Poopay did not kiss. She thought the act was both boring and unhygienic. So wet and sticky. So utterly pointless. If you wanted to please your mouth eat a gulab jaman. But all the same she felt challenged by Karna’s indifference to her and as she sat at her dressing table she could call, ‘Hey, Karna, look here. Have I got a spot? No, no, look closely.’

‘Your skin is perfect,’ he told her briskly and turned his face away, unable to endure the closeness of her wonderful perfumed heartaching presence.

To Karna, Poopay was without flaw. He did not have to fight a temptation to kiss or make love to her. Other women were for kissing, for fucking. This one was Karna’s perfect goddess. It did not even occur to him to try to kiss her or to tell her that he loved her. Perhaps even her name was hindering him from seeing her as anyone with whom he could have a sexual relationship. In some strange and lovely way Poopay and his mother were becoming entwined. This beautiful film star was filling the dry hurting gap that had been left ever since Dolly died.

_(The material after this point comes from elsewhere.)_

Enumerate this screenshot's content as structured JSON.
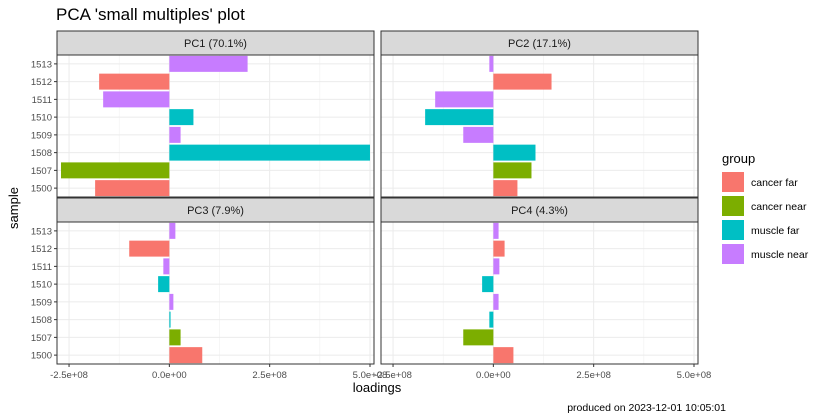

Poopay began to take Karna with her when she met her friends, young actors, actresses and other movie people who came from all over the country and talked English interspersed with swathes of Hindi or the other way round. They met in each other’s houses because it was difficult for most of them and in particular Poopay, to go out without being recognised.

To the people of India, Poopay Patalya was a goddess, no less. And there is no way that a goddess can walk the streets like an ordinary mortal. Her face was known by every man, woman and child in the land. Even if there was anyone who had not seen her in a film, there she was on the hoardings, thirty feet high and twenty feet wide. Poopay Patalya was the most famous person in the sub-continent and when she moved about the countryside she had to wear dark glasses and travel in a car with darkened windows, because she would be mobbed if she was recognised.